Technology and the Pace of Change
At Concurring Opinions, Professor James Grimmelmann writes a post called “DRMbarassment for Us Law Professors?“ The title is derived from the specific technology about which he writes in the post, but I want to talk briefly about the larger points he brings up at the end of his post. He writes:
We law professors who regularly opine on high technology are often dangerously blasé about the details of the technology we’re opining on. We get caught up in the minutiae of 1201(a)(1) versus 1201(a)(2) versus 1201(b), and we don’t pay anywhere near as much attention to the surrounding web of other kinds of IP, business arrangements, and especially technical specifications as we ought to. Consider these posts another plea for better interdisciplinarity. Our students are doing a better job of it than we are.
I think these problems are true on a broader scale. Over at Simple Justice, in a post called “Hitting the Internet Wall,” Scott Greenfield touches on the same problem from a different side. He writes:
[Cross-examining a witness with material from a website] made me competent to talk about [technology] back then. In retrospect, the idea of an old codger like me (meaning anyone over 30) talking about technology is laughable. Today, if you haven’t tried any of the tech ideas that appeared online in the past 30 minutes, you’re out of date. I am, regretfully, out of date.
The technical expertise required to understand what is going on with something even as simple as visiting searching for something on Google is substantial, and the details of what happens behind the scenes can be legally significant. For those of us who have grown up with computers and the internet, certain things come naturally. For the old codgers, new technology must be imperfectly analogized to old concepts. Spyware as trespass to chattels comes immediately to mind. And in the legal world, where precise definitions are needed, imperfect analogies can lead to mistakes.
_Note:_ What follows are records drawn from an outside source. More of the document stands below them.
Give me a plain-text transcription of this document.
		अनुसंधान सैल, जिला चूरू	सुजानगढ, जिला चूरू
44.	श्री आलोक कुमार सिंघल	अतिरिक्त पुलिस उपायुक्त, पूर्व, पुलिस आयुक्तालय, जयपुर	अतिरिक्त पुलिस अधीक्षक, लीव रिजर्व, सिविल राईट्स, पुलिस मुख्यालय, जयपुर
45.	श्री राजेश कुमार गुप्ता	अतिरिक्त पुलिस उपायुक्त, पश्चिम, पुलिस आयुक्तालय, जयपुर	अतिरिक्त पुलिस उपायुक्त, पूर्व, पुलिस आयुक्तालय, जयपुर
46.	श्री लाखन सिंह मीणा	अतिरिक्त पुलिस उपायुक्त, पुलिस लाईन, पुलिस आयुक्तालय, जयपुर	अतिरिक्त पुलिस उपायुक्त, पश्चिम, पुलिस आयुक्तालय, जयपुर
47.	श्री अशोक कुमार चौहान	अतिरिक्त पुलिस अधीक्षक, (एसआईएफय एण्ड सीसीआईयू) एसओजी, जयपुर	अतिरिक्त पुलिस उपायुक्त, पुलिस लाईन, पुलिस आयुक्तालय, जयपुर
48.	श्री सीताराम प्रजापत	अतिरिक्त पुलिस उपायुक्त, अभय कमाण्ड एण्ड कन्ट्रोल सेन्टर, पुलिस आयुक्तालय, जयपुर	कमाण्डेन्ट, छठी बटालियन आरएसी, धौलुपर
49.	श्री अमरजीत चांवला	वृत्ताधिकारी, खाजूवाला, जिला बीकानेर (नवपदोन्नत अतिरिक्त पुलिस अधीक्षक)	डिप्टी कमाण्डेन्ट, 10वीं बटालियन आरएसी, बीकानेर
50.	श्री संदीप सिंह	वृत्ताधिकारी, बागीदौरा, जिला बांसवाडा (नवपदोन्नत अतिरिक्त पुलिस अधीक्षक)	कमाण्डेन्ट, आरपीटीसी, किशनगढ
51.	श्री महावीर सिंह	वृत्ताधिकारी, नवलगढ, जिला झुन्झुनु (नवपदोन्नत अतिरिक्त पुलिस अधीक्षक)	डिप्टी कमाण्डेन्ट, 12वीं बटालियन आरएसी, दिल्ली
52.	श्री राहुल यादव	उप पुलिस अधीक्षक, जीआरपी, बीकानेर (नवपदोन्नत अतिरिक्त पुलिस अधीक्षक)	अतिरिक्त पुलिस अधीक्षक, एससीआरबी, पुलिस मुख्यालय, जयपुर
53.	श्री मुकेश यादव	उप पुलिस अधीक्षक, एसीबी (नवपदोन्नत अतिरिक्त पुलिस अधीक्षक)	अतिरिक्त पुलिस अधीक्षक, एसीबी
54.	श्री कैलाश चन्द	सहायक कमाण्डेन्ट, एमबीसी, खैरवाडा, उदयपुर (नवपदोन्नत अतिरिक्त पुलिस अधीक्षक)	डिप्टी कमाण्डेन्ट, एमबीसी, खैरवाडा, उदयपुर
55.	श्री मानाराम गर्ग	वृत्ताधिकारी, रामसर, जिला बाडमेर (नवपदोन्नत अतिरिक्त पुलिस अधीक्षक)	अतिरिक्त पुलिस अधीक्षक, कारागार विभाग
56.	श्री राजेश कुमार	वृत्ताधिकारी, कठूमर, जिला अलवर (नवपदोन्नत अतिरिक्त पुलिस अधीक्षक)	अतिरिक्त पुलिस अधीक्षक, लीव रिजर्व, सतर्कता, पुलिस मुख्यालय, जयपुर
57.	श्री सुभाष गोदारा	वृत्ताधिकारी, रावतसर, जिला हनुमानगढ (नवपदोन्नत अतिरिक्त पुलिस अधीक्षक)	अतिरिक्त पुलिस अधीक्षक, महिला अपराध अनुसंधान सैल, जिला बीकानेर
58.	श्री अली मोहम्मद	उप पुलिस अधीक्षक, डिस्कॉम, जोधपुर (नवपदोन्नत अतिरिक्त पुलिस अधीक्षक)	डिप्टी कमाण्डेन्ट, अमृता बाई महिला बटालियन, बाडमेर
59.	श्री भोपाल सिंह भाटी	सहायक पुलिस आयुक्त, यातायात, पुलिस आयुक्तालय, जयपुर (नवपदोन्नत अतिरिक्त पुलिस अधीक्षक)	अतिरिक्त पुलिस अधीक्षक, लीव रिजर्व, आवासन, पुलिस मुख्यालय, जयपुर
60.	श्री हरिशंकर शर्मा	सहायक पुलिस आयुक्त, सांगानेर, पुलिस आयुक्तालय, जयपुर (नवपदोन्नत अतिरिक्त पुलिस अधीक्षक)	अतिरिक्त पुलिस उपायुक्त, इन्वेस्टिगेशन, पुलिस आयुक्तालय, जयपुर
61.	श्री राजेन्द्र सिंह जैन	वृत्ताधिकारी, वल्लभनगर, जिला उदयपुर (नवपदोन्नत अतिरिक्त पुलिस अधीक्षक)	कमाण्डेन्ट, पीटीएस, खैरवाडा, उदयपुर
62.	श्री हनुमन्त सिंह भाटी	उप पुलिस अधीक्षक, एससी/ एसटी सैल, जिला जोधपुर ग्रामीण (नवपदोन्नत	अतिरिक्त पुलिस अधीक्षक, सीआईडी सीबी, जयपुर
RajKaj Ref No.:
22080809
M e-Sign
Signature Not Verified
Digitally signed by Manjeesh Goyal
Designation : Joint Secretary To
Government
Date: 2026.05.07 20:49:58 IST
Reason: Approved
These sorts of problems aren’t going to go away. The nominal students know more than the teachers when it comes to many aspects of modern technology, and I don’t know of any easy way to fix the problem, other than waiting until the old guard retires and the youngsters move into the roles of power. Of course, if the pace of innovation continues, we will be just as clueless as our former teachers. At least we don’t live in boring times.
May 16th, 2008 at 9:02 am
keep posting stuff like this… this is great stuff
May 19th, 2008 at 8:27 pm
I’m sorry that I talk about The Wire all of the time, but the same thing is happening on the show. The dealers are constantly reforming their methods and tactics in order to stay ahead of the cops and their wiretaps. I’ve read that real pushers on the east coast have been watching the show in order to learn how to avoid the cops. This applies to your article in that as lawyers learn how to teach stuff that is understood better by students, they must also learn to apply that technology to situations where the other guy knows it better.